X however believes I’m stressed because of the financial uncertainty. He just can’t wrap his mind around the fact that I’m content with what I have. Of course, there will be crises every now and then, but there’s nothing I can’t figure out. As Sadhguru put it, even an earthworm knows how to make a living so what’s the big deal? I admit I’m still trying to figure out how to do something the world needs, and I hope it happens. What X doesn't realize is his tremendous artistic output is a source of inspiration in my quest.

If you get into the unrealistic mindset of ‘I have found the right person,’ you will be soon disappointed

As X lives in the West, it was inevitable we got around to debating the existence of perfect soulmates. He believed in it, where I was more practical and believed a marriage is what you make of what you have. Recently, I heard Sadhguru express that thought much better than I had been doing.

The body is a supercomputer that has been given to us. But have we read the user’s manual?.

These days, people rush off to see a shrink at the drop of a hat. To use Sadhguru’s metaphor, I think that’s like complaining about a supercomputer being defective because you didn’t bother to read the instructions on how to use it. X and I are on the same page on this, but my daughter isn’t, and I think it’s partly because of the Western outlook of today’s kids.

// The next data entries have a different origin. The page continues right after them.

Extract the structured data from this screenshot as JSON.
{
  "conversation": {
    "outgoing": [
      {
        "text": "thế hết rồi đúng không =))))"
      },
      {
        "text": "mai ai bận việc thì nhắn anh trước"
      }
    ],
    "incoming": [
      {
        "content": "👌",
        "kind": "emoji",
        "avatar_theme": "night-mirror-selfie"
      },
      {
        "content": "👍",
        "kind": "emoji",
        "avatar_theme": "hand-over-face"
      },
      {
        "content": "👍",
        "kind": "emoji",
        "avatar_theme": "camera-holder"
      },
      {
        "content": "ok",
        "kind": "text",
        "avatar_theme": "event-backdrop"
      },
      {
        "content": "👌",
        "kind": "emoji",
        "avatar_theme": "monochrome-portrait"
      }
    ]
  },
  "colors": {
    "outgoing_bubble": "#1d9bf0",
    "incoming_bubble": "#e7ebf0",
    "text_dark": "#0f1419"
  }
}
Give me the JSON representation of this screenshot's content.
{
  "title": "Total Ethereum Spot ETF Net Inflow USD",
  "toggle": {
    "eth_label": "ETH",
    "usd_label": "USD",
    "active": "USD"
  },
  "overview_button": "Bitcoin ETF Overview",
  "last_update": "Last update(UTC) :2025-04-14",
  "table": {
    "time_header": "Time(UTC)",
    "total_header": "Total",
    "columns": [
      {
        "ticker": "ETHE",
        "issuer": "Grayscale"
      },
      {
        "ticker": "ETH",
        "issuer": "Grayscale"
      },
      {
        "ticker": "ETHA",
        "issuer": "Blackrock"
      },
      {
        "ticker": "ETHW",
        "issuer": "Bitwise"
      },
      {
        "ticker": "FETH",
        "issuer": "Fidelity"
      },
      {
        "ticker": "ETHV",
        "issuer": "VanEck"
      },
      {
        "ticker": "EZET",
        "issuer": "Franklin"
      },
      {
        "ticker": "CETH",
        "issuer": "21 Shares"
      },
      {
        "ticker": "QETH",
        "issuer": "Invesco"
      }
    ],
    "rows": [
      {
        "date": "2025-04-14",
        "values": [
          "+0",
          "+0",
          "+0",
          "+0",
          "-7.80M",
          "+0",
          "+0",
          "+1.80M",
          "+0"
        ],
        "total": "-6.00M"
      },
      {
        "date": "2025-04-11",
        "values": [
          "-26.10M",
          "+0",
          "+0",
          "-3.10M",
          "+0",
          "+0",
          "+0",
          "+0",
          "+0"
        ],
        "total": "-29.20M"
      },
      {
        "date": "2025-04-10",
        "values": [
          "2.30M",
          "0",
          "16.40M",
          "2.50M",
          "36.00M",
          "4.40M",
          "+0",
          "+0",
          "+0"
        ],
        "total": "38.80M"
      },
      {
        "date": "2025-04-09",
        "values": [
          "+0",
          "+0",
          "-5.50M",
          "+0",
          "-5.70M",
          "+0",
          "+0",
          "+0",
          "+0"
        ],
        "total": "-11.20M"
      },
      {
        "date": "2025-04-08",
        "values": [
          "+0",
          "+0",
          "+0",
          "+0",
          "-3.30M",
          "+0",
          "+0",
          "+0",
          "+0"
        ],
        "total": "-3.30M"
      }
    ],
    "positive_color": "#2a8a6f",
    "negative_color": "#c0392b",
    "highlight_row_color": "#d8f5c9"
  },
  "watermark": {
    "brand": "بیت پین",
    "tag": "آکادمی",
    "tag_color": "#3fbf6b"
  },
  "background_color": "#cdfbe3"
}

Let me explain. She complained to me about struggling to control her temper with her mother. Now my wife is an extremely unselfish and loving human, but she’s emotionally highly strung. And my daughter like any kid is an expert at pressing her mum’s buttons. The solution of course is in understanding yourself. But no kid is going to accept that from her Dad. But I felt it might work if she hears it from an uninvolved third person. So I enrolled her for Sadhguru’s online inner engineering course where he does a good job of helping people understand themselves. Of course, she didn’t do Sadhguru’s online course, but she didn’t mind visiting a psychologist and getting tips on anger management, as that’s acceptable in her Western way of thinking.

Just after I wrote that last sentence, my daughter and I were having a chat, and she informs me out of nowhere that she wants to do Sadhguru’s online inner engineering course. Hmm, these coincidences are beginning to suspiciously look like non-coincidences.

Anyway, my apologies for that massive rant. I’m done for the day.